- Born: 19 January 1967 (age 59) Totana, Region of Murcia

= Aquilino Cayuela =

Writer and university professor

Aquilino Cayuela Cayuela (born 19 January 1967) is a Spanish writer, columnist, and professor. He specializes in moral philosophy, politics, bioethics, and theology. He was awarded the Vicente Blasco Ibáñez Narrative Prize in 2008 for his work El hombre de arena. In 2021 he began working as a columnist on matters of international relations in the digital newspaper El Debate.

== Early life ==
Cayuela was born in Totana, a municipality in the Region of Murcia, in Spain, in 1967.

He graduated in Ecclesiastical Studies at the San Vicente Ferrer Theology Faculty in 1993. He moved to Rome, where he graduated in Sacred Theology from Pontifical Lateran University, specializing in moral theology, marriage and family.

== Career ==
He worked as a tutor professor of philosophy at the San Agustín Higher Institute of Religious Sciences, of the Universidad Pontificia de Comillas, based in Valencia (1999–2003 ). In 2001, parallel to this work, he began as adjunct professor for ethics and anthropology at the Pontifical John Paul II Institute, Spanish section, of the Pontifical Lateran University in Valencia.

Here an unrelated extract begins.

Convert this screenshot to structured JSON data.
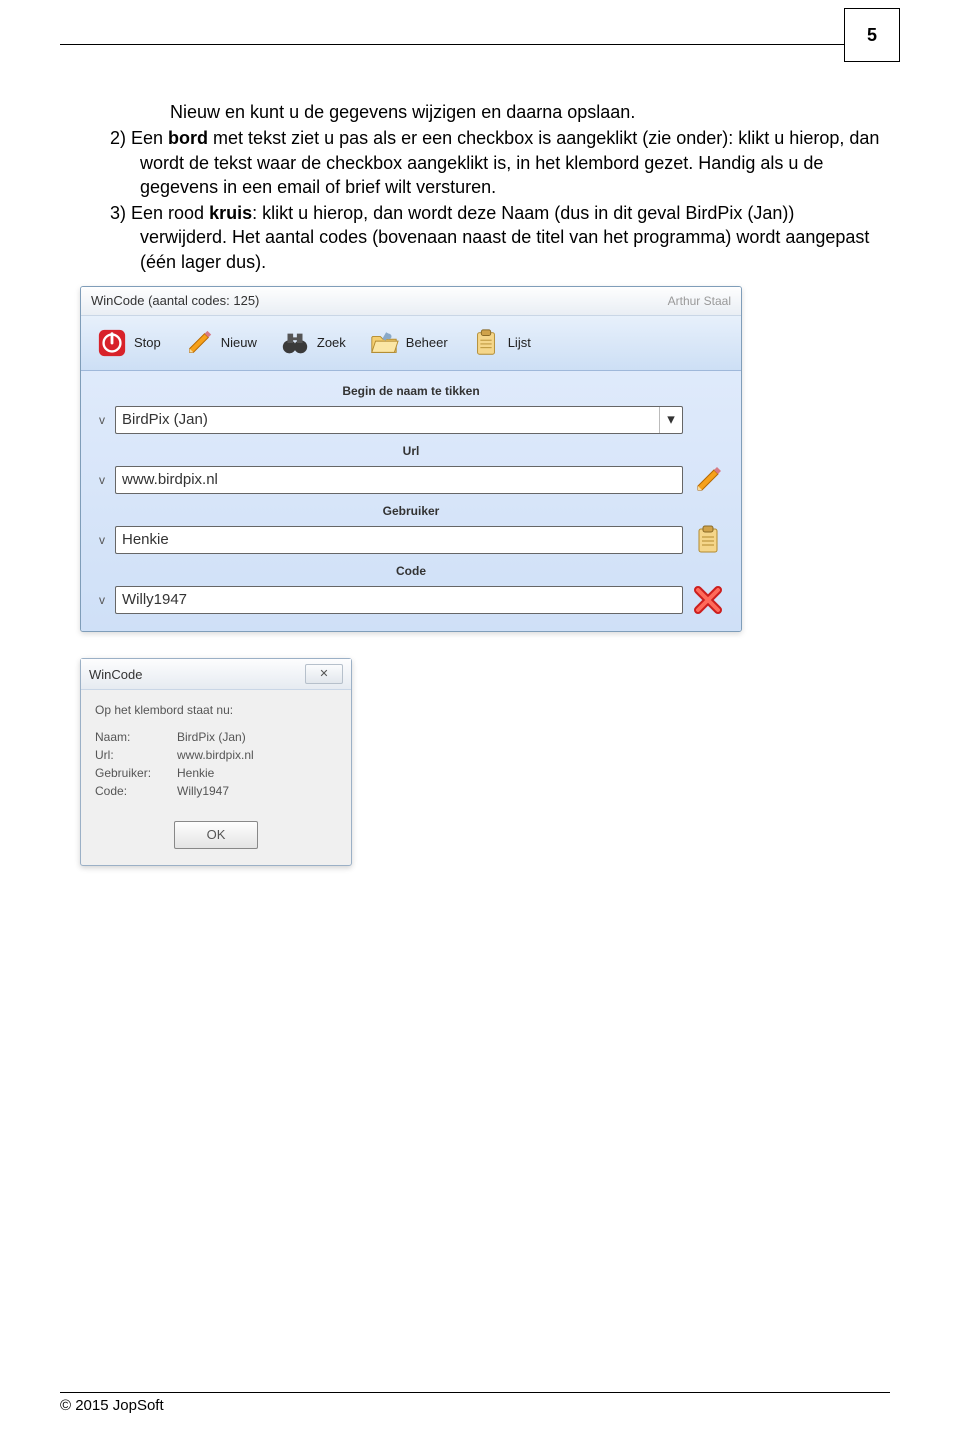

In 2003, he earned his PhD in Philosophy and Educational Sciences, specializing in moral and political philosophy, at the University of Valencia. From that year until 2012 he was a tenured professor of moral and political philosophy at Universidad CEU Cardenal Herrera.

In 2012, he moved to Berlin to work as a professor of philosophy and theology at the affiliated institute of the Pontifical Gregorian University. He was appointed professor of moral and political philosophy on 9 August 2018, and academic prefect of the Studium Philo sophicum-Theologicum of the Seminary of Berlin. In 2020 the CEU Institute of Humanities Ángel Ayala, of the San Pablo CEU University Foundation, in Madrid, named him visiting professor.

In 2022, he became a Full Professor of Moral and Political Philosophy at Abat Oliba CEU University.